During Stewart’s trial, federal prosecutors stated that Waksal had tried to sell off his shares after learning that the FDA was going to publish a negative report on Erbitux, a promising new cancer drug that played a major role in ImClone’s business. Faneuil ultimately pled guilty to lying to investigators about his part in the case. Stewart had been elected to serve as a director of the New York Stock Exchange right before this situation was made public, however she resigned the day after Faneuil entered his plea.

The indictment went on to explain that Bacanovic had instructed Faneuil to inform Stewart that Waksal intended to sell off all his stock. Stewart then instructed Faneuil to sell off all her stock in the company, which added up to about 4,000 shares. Minutes later, all of Stewart’s shares were sold, to the tune of almost $230,000. The stock sales took place days before ImClone publicly announced that is application to the FDA for approval of Erbitux had been rejected due to insufficient data. Ironically, a study published after the fact concluded that Erbitux was, in fact, effective in fighting cancer.

The indictment went on to say that:

“As a client of Merrill Lynch and as a former securities broker, Martha Stewart knew that information regarding the sale and attempted sale of the Waksal shares had been communicated to her in violation of the duties of trust and confidence owed to Merrill Lynch and its clients.”

Waksal pled guilty to securities fraud and was sentenced to more than the maximum of seven years’ imprisonment that was initially expected. He was given a jail sentence of 87 months, or seven years and three months, along with a fine of $4.3 million in restitution. Stewart was not as heavily penalized. She was found guilty on all four counts of obstruction of justice and lying to investigators, and her sentence was affirmed on appeal. However, she only ended up serving five months in prison at the Alderson Federal Prison Camp in West Virginia, five months of house arrest, and two years of probation upon her release.

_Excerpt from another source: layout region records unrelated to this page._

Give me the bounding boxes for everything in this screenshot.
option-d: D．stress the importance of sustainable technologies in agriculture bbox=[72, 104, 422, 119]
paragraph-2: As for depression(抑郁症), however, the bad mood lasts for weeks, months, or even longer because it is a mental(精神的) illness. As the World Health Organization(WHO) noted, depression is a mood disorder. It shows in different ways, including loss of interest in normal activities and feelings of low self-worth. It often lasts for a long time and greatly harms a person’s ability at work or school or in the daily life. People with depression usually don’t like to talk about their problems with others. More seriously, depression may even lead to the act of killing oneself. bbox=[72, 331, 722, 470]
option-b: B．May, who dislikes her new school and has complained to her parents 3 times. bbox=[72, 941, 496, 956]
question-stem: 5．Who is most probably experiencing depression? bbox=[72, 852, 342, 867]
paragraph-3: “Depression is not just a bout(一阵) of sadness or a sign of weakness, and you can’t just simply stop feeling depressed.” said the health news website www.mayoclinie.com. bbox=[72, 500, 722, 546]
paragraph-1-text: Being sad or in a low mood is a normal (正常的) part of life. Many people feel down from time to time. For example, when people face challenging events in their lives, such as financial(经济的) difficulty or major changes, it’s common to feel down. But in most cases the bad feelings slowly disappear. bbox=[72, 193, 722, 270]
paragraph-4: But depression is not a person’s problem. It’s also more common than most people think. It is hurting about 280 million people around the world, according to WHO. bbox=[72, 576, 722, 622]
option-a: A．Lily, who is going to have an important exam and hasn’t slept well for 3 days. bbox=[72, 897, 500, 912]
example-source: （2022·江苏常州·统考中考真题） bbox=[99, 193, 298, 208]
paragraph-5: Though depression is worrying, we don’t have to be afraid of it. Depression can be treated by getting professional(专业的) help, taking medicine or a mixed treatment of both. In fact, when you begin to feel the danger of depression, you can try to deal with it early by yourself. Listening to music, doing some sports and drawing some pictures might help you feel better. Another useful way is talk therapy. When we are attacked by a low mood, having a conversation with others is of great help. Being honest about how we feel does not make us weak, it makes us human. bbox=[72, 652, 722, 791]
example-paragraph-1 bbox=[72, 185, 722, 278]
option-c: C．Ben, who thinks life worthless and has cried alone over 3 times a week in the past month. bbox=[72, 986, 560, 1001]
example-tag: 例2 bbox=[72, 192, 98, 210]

Related Legal Terms and Issues

  • Restitution – The restoration of rights or property previously taken away or surrendered; reparation made by giving compensation for loss or injury caused by wrongdoing.
  • Shareholder – Someone who owns shares in a company. A shareholder, also referred to as a “stockholder,” profits when the company makes money, but also loses money when the company is unsuccessful.
  • Stock – A type of security that signifies an investor’s partial ownership of a corporation.
  • Stockbroker – Someone who buys and sells stock on behalf of his clients.
  • Stock Market – The collection of markets wherein the stocks of publicly held companies are traded, or bought and sold, by the companies’ investors.
  • Trial – A formal presentation of evidence before a judge and jury for the purpose of determining guilt or innocence in a criminal case, or to make a determination in a civil matter.